I think Christ was the first figure to put forgiveness in terms of love (I could be wrong, I'm hardly a biblical scholastic). More or less, the letter to the Colossians spells it out, however, Love, though and through.

The "let he without sin cast the first stone", line is perhaps one of the most quoted from the bible, and not without reason.

I have to stop and break this down just a bit because I read this a certain way. I don't think Christ was against punishing her at all, but that whole incident was more or less meant to highlight both a hypocritical element,  and the heavy-handedness of the accusers. I'm highly suspicious, (but can't demonstrate this with any fact), and when Christ said "without sin", he wasn't talking about absolute purity. I'm willing to bet that a lot of those men probably knew more about the sex trade than they should have, and if not that vice, I'd hate to think what else they had done with their power and wealth.

The point here isn't to say they were corrupt and the wasn't. I'm sorry, but she wasn't screaming rape, she was guilty too. My point here is that we need to hold ourselves to the same standards that we hold others to, the golden rule, but customized for accountability in this case.

"But Christ forgave her", you say. Yes, but I think there is more to it than that.

There is an old tale out of Japan about an assassin who went in to kill a feudal lord. When he got there, the guy woke up, and in a fit of anger spit in the assassin's face, and called his mother a whore. Rather than strike out, the assassin turned and left. You see, he would have struck in anger, which made it vengeance,  and not a contract. That's not why he was there, and he was too professional to do it that way, and too honest with himself to let it go that far.

Hokey, I know, but it really begs us to ask if we are holding ourselves to the same standards that we hold others to.

Sure, I'm not sexually amoral, but I'm not perfect either, and I know it. That's what I'm seeing with Christ's forgiveness of the woman here. Sure, she probably deserves some punishment, but these men weren't after justice, and he knew it. They were angry and wanted blood from a woman who's only real mistake when compared to at least some of them was that she had gotten caught.

Do we honestly want to hold people accountable when they wrong us, or do we just want to feel vengeance for our loss, or our trouble?

What was to be gained by killing the adulterous woman?

What's to be gained my hating the schoolyard bully?

What's to be gained by hating the girl who mocked your crush?

What's to be gained by holding those grudges?

We tell ourselves "well, I want them to be suspended, or yelled at, or hurt so that they won't do that again."

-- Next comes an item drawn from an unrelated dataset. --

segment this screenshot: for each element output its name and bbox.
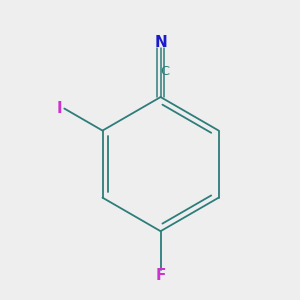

Yeah... I would like to think we're a little past that reasoning. While I fully feel that a person should pay for their crimes, there is a reason the criminal justice system is detached and methodical.

You can forgive and still hold someone accountable. You can can let go of the hate, and still protect yourself from future hurts. Forgiving isn't forgetting. But it is letting go of the pain, the anger and the hurt.

In the end, forgiving someone isn't about them... it's about you. 


Who do you need to forgive or from whom have you been withholding forgiveness?

As those who know me are all too aware, I am a man of deep, driving convictions, and a ironclad sense of right and wrong, and dedication that others call epic in it's scale.

When put to good use, those are titanic forces for good.

But I'll tell you, I've been there. I've seen the man who questioned my honor rewarded for his actions. I've seen the liar congratulated, I've seen the spiteful lash out, and I've seen the vengeful set their sights on me. I've been called lazy and "blatantly ambitious" by people in authority. I've been spit upon and laughed with a moody boot print across my face. I've been...

Yeah. I've been there.

And I've had all those same characteristics focused in one all-consuming beam of hate.

And many times at that.


Someone once told me that holding a grudge is like letting someone live rent-free in your head.

Maybe this year I can finish serving the eviction notices.